CARL SEMPER is characterized by Dr. August Schuberg[1] as a student who, while being especially thorough in a particular line of research and generally preferring it, was remarkably free from, that kind of specialism which is so common and often detrimental to science as a whole. "There are few investigators who have made themselves so familiar with the most various groups of the animal kingdom through their own researches as he; and he most catholicly busied himself with all branches of zoölogy—anatomy, histology, embryology, physiology and general biology, systematic biology, and geographical distribution—in all of which he pursued his own lines of investigation, so that it may be said that there are few regions of zoölogy which he did not explore." He was also an industrious student in anthropology and ethnology.

Carl Gottfried Semper was born at Altona, July 6, 1832, the son of the manufacturer Johann Carl Semper, and died at Würzburg, May 29, 1893. He attended the gymnasium of his native city till he reached the Secunda, and then entered the school for naval cadets which was founded by the "Provisional Government" of Schleswig-Holstein at Kiel in 1848. Not finding the conditions here very attractive, he joined the artillery as a volunteer and engaged in a brief campaign against the Danes. When Schleswig Holstein was given up to Denmark, he, by his father's advice, attended the Hanover Polytechnic School from 1851 to 1854. At the University of Würzburg (1854 to 1858) he gave special attention to comparative morphology and histology.
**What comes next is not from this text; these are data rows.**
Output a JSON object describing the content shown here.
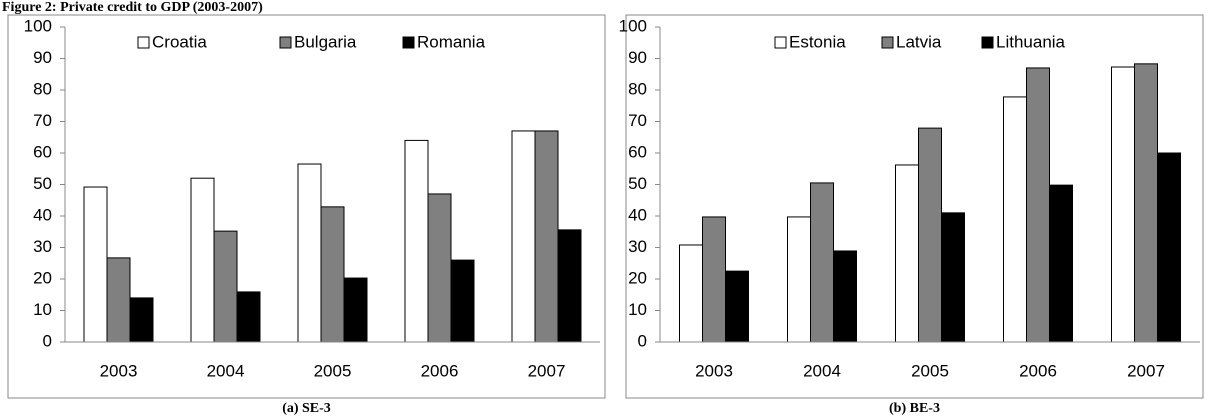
{
  "figure_title": "Figure 2: Private credit to GDP (2003-2007)",
  "chart_data": [
    {
      "type": "bar",
      "caption": "(a) SE-3",
      "categories": [
        "2003",
        "2004",
        "2005",
        "2006",
        "2007"
      ],
      "series": [
        {
          "name": "Croatia",
          "color": "#ffffff",
          "values": [
            49.2,
            52,
            56.5,
            64,
            67
          ]
        },
        {
          "name": "Bulgaria",
          "color": "#808080",
          "values": [
            26.7,
            35.2,
            42.9,
            47,
            67
          ]
        },
        {
          "name": "Romania",
          "color": "#000000",
          "values": [
            14,
            15.9,
            20.3,
            26,
            35.6
          ]
        }
      ],
      "ylim": [
        0,
        100
      ],
      "yticks": [
        0,
        10,
        20,
        30,
        40,
        50,
        60,
        70,
        80,
        90,
        100
      ],
      "grid": false,
      "legend": "top"
    },
    {
      "type": "bar",
      "caption": "(b) BE-3",
      "categories": [
        "2003",
        "2004",
        "2005",
        "2006",
        "2007"
      ],
      "series": [
        {
          "name": "Estonia",
          "color": "#ffffff",
          "values": [
            30.8,
            39.7,
            56.2,
            77.8,
            87.3
          ]
        },
        {
          "name": "Latvia",
          "color": "#808080",
          "values": [
            39.7,
            50.5,
            67.9,
            87,
            88.3
          ]
        },
        {
          "name": "Lithuania",
          "color": "#000000",
          "values": [
            22.5,
            28.9,
            41,
            49.8,
            60
          ]
        }
      ],
      "ylim": [
        0,
        100
      ],
      "yticks": [
        0,
        10,
        20,
        30,
        40,
        50,
        60,
        70,
        80,
        90,
        100
      ],
      "grid": false,
      "legend": "top"
    }
  ]
}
Having received the degree of Doctor of Philosophy at Würzburg in 1856, he continued his studies there and at the Kiel High School in 1857, and in November of that year started on a tour through Germany, France, and Spain, the object of which, he said, was partly study in the museums and libraries, and partly to find associates who would join him in a more extensive scientific journey. His inten-


  1. In Arbeiten aus dem Zoologisch-zootomischen Institut in Würzburg, in an article whence the material for this sketch is derived.